MONTHS after he contemplated retirement, Chris Judd is in his best physical shape in years, Carlton coach Mick Malthouse says.

Judd, 31, was sensational in his first pre-season game of the year against Collingwood in Bendigo on Sunday, vying for best afield honours with teammate Chris Yarran.

Typically prolific on the stats sheet, the veteran had 23 disposals, but it was his experience and class around stoppages – he had 10 clearances – that made him a game changer.

The dual Brownlow medallist fought injury for much of last season. Pre-season Achilles tendon surgery delayed his start to the year, while his torn right hamstring after just six minutes in his comeback game against the Western Bulldogs kept him sidelined until round 13.

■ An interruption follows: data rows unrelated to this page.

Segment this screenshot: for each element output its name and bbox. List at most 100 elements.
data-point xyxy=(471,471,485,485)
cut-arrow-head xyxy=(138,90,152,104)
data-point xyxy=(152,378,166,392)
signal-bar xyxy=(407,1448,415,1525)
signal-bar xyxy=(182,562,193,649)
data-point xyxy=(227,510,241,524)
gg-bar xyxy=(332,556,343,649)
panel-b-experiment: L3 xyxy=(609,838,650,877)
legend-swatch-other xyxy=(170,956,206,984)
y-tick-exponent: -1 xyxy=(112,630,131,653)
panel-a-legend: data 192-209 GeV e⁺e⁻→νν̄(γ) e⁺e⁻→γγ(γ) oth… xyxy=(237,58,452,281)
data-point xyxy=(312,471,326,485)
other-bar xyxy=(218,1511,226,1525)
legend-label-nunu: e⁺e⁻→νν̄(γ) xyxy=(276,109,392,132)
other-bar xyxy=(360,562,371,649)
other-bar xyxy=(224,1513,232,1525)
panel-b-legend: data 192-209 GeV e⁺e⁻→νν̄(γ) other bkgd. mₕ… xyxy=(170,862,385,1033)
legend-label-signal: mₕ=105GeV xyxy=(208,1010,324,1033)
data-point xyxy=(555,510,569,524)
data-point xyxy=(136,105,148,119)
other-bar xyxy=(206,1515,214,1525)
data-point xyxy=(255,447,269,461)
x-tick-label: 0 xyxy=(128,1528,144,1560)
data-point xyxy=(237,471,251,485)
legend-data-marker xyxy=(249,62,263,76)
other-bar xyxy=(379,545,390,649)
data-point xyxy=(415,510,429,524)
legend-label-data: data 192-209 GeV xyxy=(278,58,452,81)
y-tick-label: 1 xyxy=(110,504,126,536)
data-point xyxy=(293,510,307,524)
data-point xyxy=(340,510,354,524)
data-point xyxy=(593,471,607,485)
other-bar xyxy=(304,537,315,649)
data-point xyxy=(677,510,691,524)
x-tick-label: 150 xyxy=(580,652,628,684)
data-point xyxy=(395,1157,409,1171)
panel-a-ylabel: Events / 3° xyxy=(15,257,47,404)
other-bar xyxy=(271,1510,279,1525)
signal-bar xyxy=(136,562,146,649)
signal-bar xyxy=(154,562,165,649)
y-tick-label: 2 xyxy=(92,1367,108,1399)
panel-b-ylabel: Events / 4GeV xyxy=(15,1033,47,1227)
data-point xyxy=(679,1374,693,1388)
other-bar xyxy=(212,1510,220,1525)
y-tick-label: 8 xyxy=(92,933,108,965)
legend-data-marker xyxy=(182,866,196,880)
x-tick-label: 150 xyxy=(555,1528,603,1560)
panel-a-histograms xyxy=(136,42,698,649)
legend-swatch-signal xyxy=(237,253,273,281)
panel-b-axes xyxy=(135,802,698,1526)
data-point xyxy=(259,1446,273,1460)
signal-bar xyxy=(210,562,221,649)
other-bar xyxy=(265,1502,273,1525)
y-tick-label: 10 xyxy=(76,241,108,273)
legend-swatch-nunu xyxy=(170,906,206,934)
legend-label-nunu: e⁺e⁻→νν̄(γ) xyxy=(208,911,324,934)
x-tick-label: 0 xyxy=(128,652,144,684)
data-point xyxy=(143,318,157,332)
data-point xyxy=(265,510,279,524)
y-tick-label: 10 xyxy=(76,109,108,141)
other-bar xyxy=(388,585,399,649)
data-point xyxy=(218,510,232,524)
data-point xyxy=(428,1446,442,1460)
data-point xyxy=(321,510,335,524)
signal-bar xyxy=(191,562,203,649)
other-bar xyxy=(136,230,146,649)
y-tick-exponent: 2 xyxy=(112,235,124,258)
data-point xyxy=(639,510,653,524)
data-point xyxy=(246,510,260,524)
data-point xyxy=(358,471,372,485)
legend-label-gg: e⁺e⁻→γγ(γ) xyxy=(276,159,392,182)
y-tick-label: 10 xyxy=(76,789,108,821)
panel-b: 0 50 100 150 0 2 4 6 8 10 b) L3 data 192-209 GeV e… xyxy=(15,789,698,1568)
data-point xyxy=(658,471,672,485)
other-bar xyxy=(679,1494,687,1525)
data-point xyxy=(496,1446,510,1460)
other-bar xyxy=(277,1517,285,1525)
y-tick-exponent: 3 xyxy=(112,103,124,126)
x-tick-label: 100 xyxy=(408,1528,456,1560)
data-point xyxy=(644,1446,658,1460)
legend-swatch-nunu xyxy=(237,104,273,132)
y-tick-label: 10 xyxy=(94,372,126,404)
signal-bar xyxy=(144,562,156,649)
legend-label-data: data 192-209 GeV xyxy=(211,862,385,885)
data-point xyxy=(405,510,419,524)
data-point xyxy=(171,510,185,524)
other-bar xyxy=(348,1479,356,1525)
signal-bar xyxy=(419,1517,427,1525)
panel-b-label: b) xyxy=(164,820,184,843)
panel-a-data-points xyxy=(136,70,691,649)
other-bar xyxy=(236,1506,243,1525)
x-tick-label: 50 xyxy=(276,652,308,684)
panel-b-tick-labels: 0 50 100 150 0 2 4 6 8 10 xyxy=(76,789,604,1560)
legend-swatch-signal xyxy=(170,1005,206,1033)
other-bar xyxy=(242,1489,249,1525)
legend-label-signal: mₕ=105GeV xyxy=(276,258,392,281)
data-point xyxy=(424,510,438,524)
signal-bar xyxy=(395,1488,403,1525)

"Physically he is (in great shape). He's always seemed to have something that's held him back, but today ..." Malthouse said after the match, backing up his earlier comments on that Judd could play on for "a number of years".

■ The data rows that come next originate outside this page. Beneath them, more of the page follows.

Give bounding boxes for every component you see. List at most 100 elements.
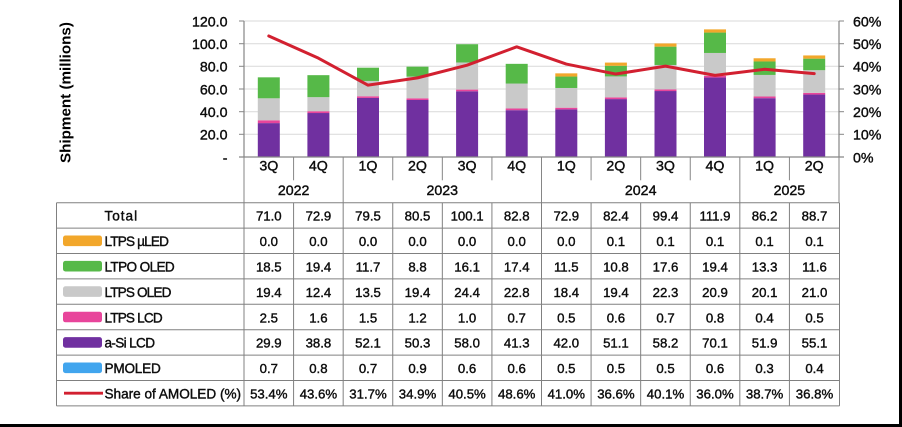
svg-text:120.0: 120.0 xyxy=(192,14,228,30)
svg-text:19.4: 19.4 xyxy=(603,285,629,300)
svg-text:0.0: 0.0 xyxy=(458,234,476,249)
svg-text:30%: 30% xyxy=(853,82,882,98)
svg-text:100.1: 100.1 xyxy=(451,209,484,224)
svg-text:13.3: 13.3 xyxy=(752,260,778,275)
svg-text:19.4: 19.4 xyxy=(405,285,431,300)
svg-text:17.6: 17.6 xyxy=(653,260,679,275)
svg-text:80.5: 80.5 xyxy=(405,209,431,224)
svg-text:0%: 0% xyxy=(853,150,874,166)
svg-text:19.4: 19.4 xyxy=(702,260,728,275)
svg-text:0.0: 0.0 xyxy=(408,234,426,249)
svg-text:41.3: 41.3 xyxy=(504,336,530,351)
svg-text:8.8: 8.8 xyxy=(408,260,426,275)
svg-text:70.1: 70.1 xyxy=(702,336,728,351)
svg-text:3Q: 3Q xyxy=(656,159,675,175)
svg-text:0.8: 0.8 xyxy=(309,361,327,376)
svg-text:1.6: 1.6 xyxy=(309,310,327,325)
svg-text:10.8: 10.8 xyxy=(603,260,629,275)
svg-text:34.9%: 34.9% xyxy=(399,387,437,402)
svg-text:100.0: 100.0 xyxy=(192,37,228,53)
svg-text:38.7%: 38.7% xyxy=(746,387,784,402)
svg-text:51.1: 51.1 xyxy=(603,336,629,351)
svg-text:4Q: 4Q xyxy=(507,159,526,175)
svg-text:19.4: 19.4 xyxy=(256,285,282,300)
svg-text:0.8: 0.8 xyxy=(706,310,724,325)
svg-text:72.9: 72.9 xyxy=(306,209,332,224)
svg-text:11.5: 11.5 xyxy=(554,260,579,275)
svg-text:2Q: 2Q xyxy=(408,159,427,175)
svg-text:0.7: 0.7 xyxy=(508,310,526,325)
svg-text:0.7: 0.7 xyxy=(656,310,674,325)
svg-text:24.4: 24.4 xyxy=(454,285,480,300)
svg-text:0.6: 0.6 xyxy=(607,310,625,325)
svg-text:20%: 20% xyxy=(853,105,882,121)
svg-text:40.0: 40.0 xyxy=(200,105,228,121)
svg-text:1.5: 1.5 xyxy=(359,310,377,325)
svg-text:52.1: 52.1 xyxy=(355,336,381,351)
svg-text:111.9: 111.9 xyxy=(699,209,730,224)
svg-text:2Q: 2Q xyxy=(606,159,625,175)
svg-text:41.0%: 41.0% xyxy=(548,387,586,402)
svg-text:29.9: 29.9 xyxy=(256,336,282,351)
svg-text:20.9: 20.9 xyxy=(702,285,728,300)
svg-text:20.0: 20.0 xyxy=(200,128,228,144)
svg-text:72.9: 72.9 xyxy=(553,209,579,224)
svg-text:0.4: 0.4 xyxy=(805,361,823,376)
svg-text:Total: Total xyxy=(105,209,139,224)
svg-text:2.5: 2.5 xyxy=(260,310,278,325)
svg-text:0.0: 0.0 xyxy=(309,234,327,249)
svg-text:60%: 60% xyxy=(853,14,882,30)
svg-text:82.8: 82.8 xyxy=(504,209,530,224)
svg-text:88.7: 88.7 xyxy=(802,209,828,224)
svg-text:79.5: 79.5 xyxy=(355,209,381,224)
svg-text:2Q: 2Q xyxy=(805,159,824,175)
svg-text:42.0: 42.0 xyxy=(553,336,579,351)
svg-text:13.5: 13.5 xyxy=(355,285,381,300)
svg-text:1Q: 1Q xyxy=(557,159,576,175)
svg-text:1Q: 1Q xyxy=(359,159,378,175)
svg-text:0.6: 0.6 xyxy=(706,361,724,376)
svg-text:0.1: 0.1 xyxy=(805,234,823,249)
svg-text:55.1: 55.1 xyxy=(802,336,828,351)
svg-text:0.6: 0.6 xyxy=(508,361,526,376)
svg-text:Share of AMOLED (%): Share of AMOLED (%) xyxy=(105,387,242,402)
svg-text:2025: 2025 xyxy=(774,183,806,199)
svg-text:1Q: 1Q xyxy=(755,159,774,175)
svg-text:22.3: 22.3 xyxy=(653,285,679,300)
svg-text:0.0: 0.0 xyxy=(359,234,377,249)
svg-text:LTPS µLED: LTPS µLED xyxy=(105,234,170,249)
svg-text:22.8: 22.8 xyxy=(504,285,530,300)
svg-text:11.6: 11.6 xyxy=(802,260,827,275)
svg-text:2023: 2023 xyxy=(427,183,459,199)
svg-text:40.5%: 40.5% xyxy=(448,387,486,402)
svg-text:1.0: 1.0 xyxy=(458,310,476,325)
svg-text:2024: 2024 xyxy=(625,183,657,199)
svg-text:36.0%: 36.0% xyxy=(696,387,734,402)
svg-text:0.5: 0.5 xyxy=(557,310,575,325)
svg-text:Shipment (millions): Shipment (millions) xyxy=(58,22,75,163)
svg-text:10%: 10% xyxy=(853,128,882,144)
svg-text:36.6%: 36.6% xyxy=(597,387,635,402)
svg-text:82.4: 82.4 xyxy=(603,209,629,224)
svg-text:PMOLED: PMOLED xyxy=(105,361,161,376)
svg-text:0.5: 0.5 xyxy=(656,361,674,376)
svg-text:58.0: 58.0 xyxy=(454,336,480,351)
svg-text:0.7: 0.7 xyxy=(260,361,278,376)
svg-text:0.1: 0.1 xyxy=(706,234,724,249)
svg-text:18.4: 18.4 xyxy=(553,285,579,300)
svg-text:a-Si LCD: a-Si LCD xyxy=(105,336,156,351)
svg-text:LTPS OLED: LTPS OLED xyxy=(105,285,172,300)
svg-text:40.1%: 40.1% xyxy=(647,387,685,402)
svg-text:19.4: 19.4 xyxy=(306,260,332,275)
svg-text:51.9: 51.9 xyxy=(752,336,778,351)
svg-text:43.6%: 43.6% xyxy=(300,387,338,402)
svg-text:0.5: 0.5 xyxy=(557,361,575,376)
svg-text:3Q: 3Q xyxy=(458,159,477,175)
svg-text:53.4%: 53.4% xyxy=(250,387,288,402)
svg-text:11.7: 11.7 xyxy=(356,260,381,275)
svg-text:0.1: 0.1 xyxy=(607,234,625,249)
svg-text:-: - xyxy=(223,150,228,166)
svg-text:86.2: 86.2 xyxy=(752,209,778,224)
svg-text:48.6%: 48.6% xyxy=(498,387,536,402)
svg-text:36.8%: 36.8% xyxy=(796,387,834,402)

The Blues coach was pleased with the way his team was beginning to jell in the lead up to the season opener against Richmond on April 2.

Eight players – Andrew Carrazzo, Andrejs Everitt, Bryce Gibbs, Lachie Henderson, Michael Jamison, Troy Menzel, Robert Warnock and Judd – all played their first games for the season.

Malthouse said the Blues expected to welcome several key playmakers, headlined by captain Marc Murphy, for their final NAB Challenge clash with Geelong at Etihad Stadium next Sunday.

"We'll bring in Murphy, (Dale) Thomas, (David) Ellard and maybe (Matthew) Watson next week, which means a few of these (players) will drop out," Malthouse said.

"We want to have 28 to 29 players that we can pick from, not just against Richmond but for the first two or three games (of the season).

"We're in a better position (than last year)."

Malthouse said injuries to Warnock (shoulder) and Bryce Gibbs' (shoulder) were of no concern ahead of the meeting with the Cats.

"He's OK," Malthouse said when asked how Warnock was faring.

"All the blokes are OK. You don't take chances in these games."

Malthouse himself returned to the coaching box for the first time since August last year after missing last week's trip to Mandurah against West Coast to support wife Nanette, who underwent investigative surgery last week.

The master coach admitted a few pre-game jitters.

"You're constantly moving around and thinking about things you don't need to be. And then when the whistle blows and the siren starts the game you get back into it pretty quickly," he said.